Now is the time for you to focus on your studies not your relationship. Engineering is not an easy field and you will need all the focus that you can get. After reading what the guy has been doing, if you give him a chance now, he will have the hold on this relationship because he will feel that he can get away with anything. He broke up with you, and he wants to patch up again and on top of that he is still with another girl. This means that he can change his mind anytime he wants to. If he doesn’t like small things then who knows some months down the line he might back off again. If you still like this guy just tell him that you cannot trust him now and you need sometime. You can be friends for now but that is it until you can trust him again. He also needs to break up with his girl if he is not happy there, but he cannot be dilly dallying with two girls. Trust me you do not want to be a part of that drama which will get you more distracted and hurt. Don’t make yourself the cause of his break up since that is what he already wants. So, do not feel guilty about it. 

Dear Malvika,
I am a high school student pursuing my studies taking Mass communication and journalism.
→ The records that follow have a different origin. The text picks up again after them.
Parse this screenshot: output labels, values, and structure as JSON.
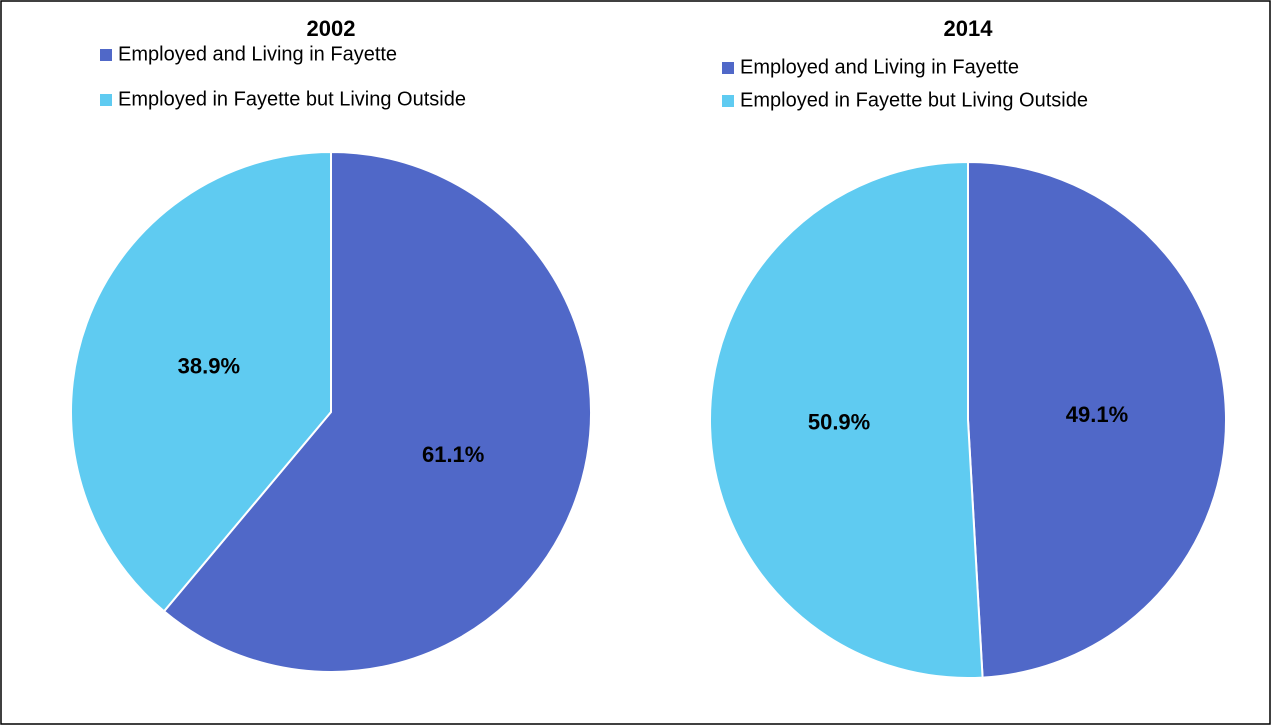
{
  "chart_data": [
    {
      "type": "pie",
      "title": "2002",
      "categories": [
        "Employed and Living in Fayette",
        "Employed in Fayette but Living Outside"
      ],
      "values": [
        61.1,
        38.9
      ],
      "value_labels": [
        "61.1%",
        "38.9%"
      ],
      "colors": [
        "#5068c8",
        "#5fcbf1"
      ],
      "legend": "top"
    },
    {
      "type": "pie",
      "title": "2014",
      "categories": [
        "Employed and Living in Fayette",
        "Employed in Fayette but Living Outside"
      ],
      "values": [
        49.1,
        50.9
      ],
      "value_labels": [
        "49.1%",
        "50.9%"
      ],
      "colors": [
        "#5068c8",
        "#5fcbf1"
      ],
      "legend": "top"
    }
  ]
}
After the completion of SLC, my family members forced me to study science but after convincing them frequently, I finally made them say OK on the decision I had taken studying journalism. I am also the topper in college with humanities stream but still my family members seem worried over my career choice and keep reminding me that many talented people are jobless. I aspire to be a recognized VJ like you. I fear what if my aim does not get fulfilled and how I should regret over my decision. How should I face my parents as they are always ready to find my fault for taking such wrong 
decision?

Prove them wrong. That is the only way to deal with it. My mom never liked me being in the media. It took her more than 10 years to accept what I was doing. Because that was my passion, I stuck to it no matter what anyone said. I dealt with its downfalls and negativity but I never gave up on it. I tried many forms of mass media, some I was successful, some I failed but nevertheless I persisted. I leant on the job, trained myself to be good at what I do and constantly upgraded. I did not do it for the sake of gaining fame but rather I was driven by my passion. Yes, you will fail a lot and will be rejected too but go for it and do not give up. You will have to hear a lot of criticisms but use that to your advantage and always work on making yourself better and different than others. The pay might be as good in the beginning but with years and experience you will ultimately get there. Good luck!

Malvika Subba is a media personality, social activist and former Miss Nepal. She is also the CEO of Idea Studio Nepal.